Tuliskan Kisah Perjalananmu, Jangan Biarkan Menguap
Nah, itulah
beberapa tips yang dishare Agustinus Wibowo pada acara Netizen Vaganza 2015 di
Smesco Building, Jakarta. Agustinus terkenal dengan ciri khas travel
writing-nya yang tidak biasa, mengunjungi daerah-daerah yang jarang dikunjungi
turis. Menurut Agustinus, tempat-tempat wisata seperti candi, kuil, itu tempat
yang sudah mati tidak hidup, tidak banyak yang dapat diceritakan selain
keindahannya, sejarahnya atau bagaimana cara menuju tempat tersebut. Tetapi,
asalkan kita pandai menemukan angle,
tempat tersebut bisa dituliskan dengan warna tersendiri.

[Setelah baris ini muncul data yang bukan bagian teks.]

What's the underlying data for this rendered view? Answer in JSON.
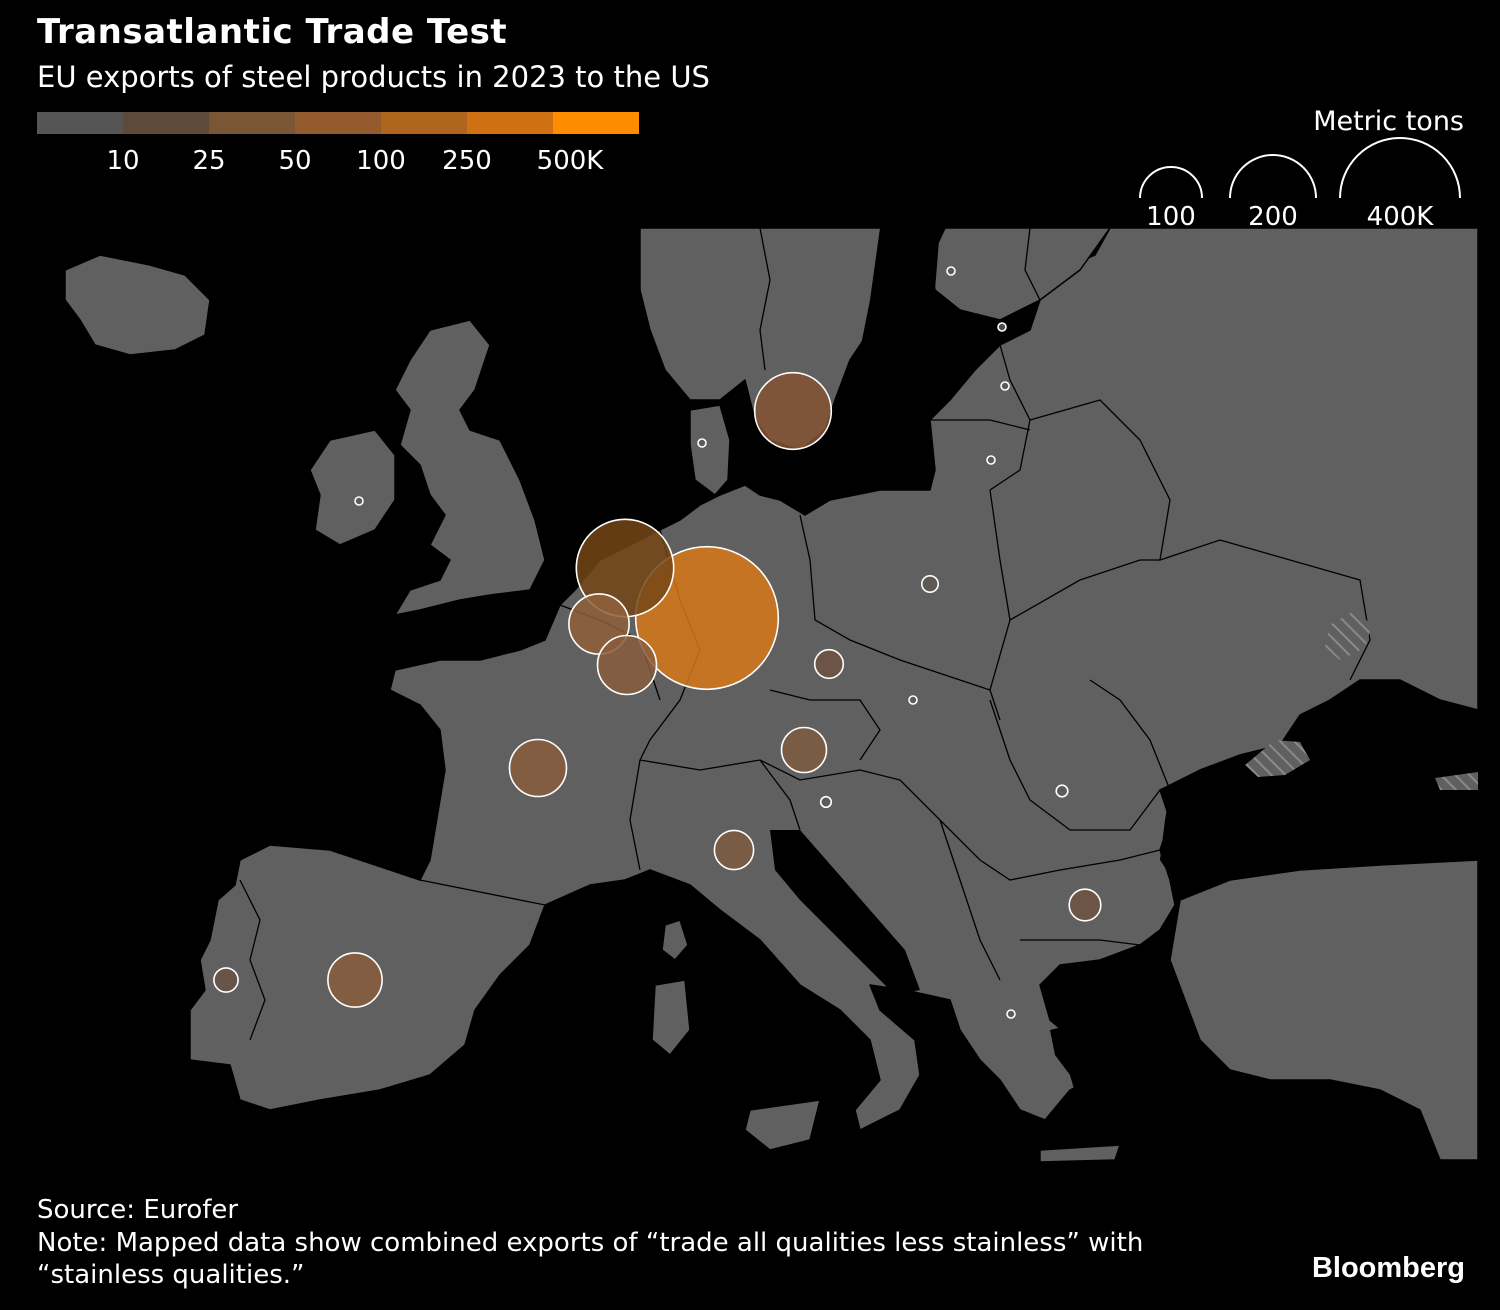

Agustinus Menjawab Pertanyaan Para Peserta Workshop |
Ketika ditanya
apakah saat melakukan perjalanan ke tempat tak biasa itu, Agustinus langsung
menuliskan perjalanannya, dia menjawab bahwa senjatanya adalah pena dan kertas
untuk menuliskan detail dalam bentuk poin-poin.
"Tidak
menulis dalam bentuk paragraf, tapi dalam bentuk poin-poin. Jika tidak begitu,
detail yang menarik
sepanjang perjalanan akan terlupakan."
Menjawab
pertanyaan peserta mengenai bagaimana mengatasi writer block, Agustinus menyatakan bahwa sebetulnya tulisan yang
macet bukan karena writer block. Ada
2 penyebab menurut Agustinus, yaitu malas dan kurang riset, sehingga kita tidak
tahu apa yang harus kita tuliskan.
Apalagi zaman
sekarang godaan semakin banyak. "Godaan terberat dan terbesar adalah
smartphone dan internet. Bukannya menulis, malah sibuk update status, atau
sibuk lihat yang reply status," ungkap Agustinus, yang disambut dengan
gelak tawa peserta. Hmmm...yang tertawa berarti pernah melakukan hal yang sama
sepertinya. Sarannya Agustinus, "jauhkan smartphone dan internet dari
hadapan saat kita menulis."
Bahkan
sekaliber Agustinus Wibowo pun terkadang tergoda untuk main game di smartphone
dengan alasan awal menggunakan smartphone untuk riset. Bukannya riset, malah
jadi main game. Oleh karena itu, Agustinus menegaskan, "pisahkan waktu
menulis dan riset, jangan digabung."
Agustinus
kemudian menceritakan pengalamannya supaya tidak tergoda internet, "pada
saat menulis, saya simpan smartphone dan modem dalam koper. Kopernya saya
kunci, dan kuncinya saya simpan di ruang terpisah."
Agustinus
memang sedang menjadi sosok idola. Para traveller, blogger bahkan penikmat
membaca kisah perjalanan seringkali mengejarkan untuk sekedar belajar secuil
ilmu dan pengalaman darinya. Ibarat kata, pengalaman adalah guru yang paling
berharga. Perjalanan pun ibarat guru yang mengajarkan ilmu dan pengalaman hidup
yang tiada bandingannya. Dan sosok Agustinus pun berbagi ilmu dan pengalamannya
dengan bahasa yang sederhana, menarik dan dapat dimengerti para peserta
workshop. Hmmm...cocok menjadi seorang pengajar.
So, bagi
para traveller, yuk tuliskan perjalananmu. Seperti kata Agustinus Wibowo: Jangan
Biarkan Pengalaman Berkesanmu Menguap Begitu Saja. Jangan Biarkan Perjalanan
Berkesanmu Berakhir Hanya Dengan Sebuah Upload Foto atau Status Update di Media
Sosial.
hahaha...
BalasHapusberarti tulisan2 saya sampah dong, Mbak...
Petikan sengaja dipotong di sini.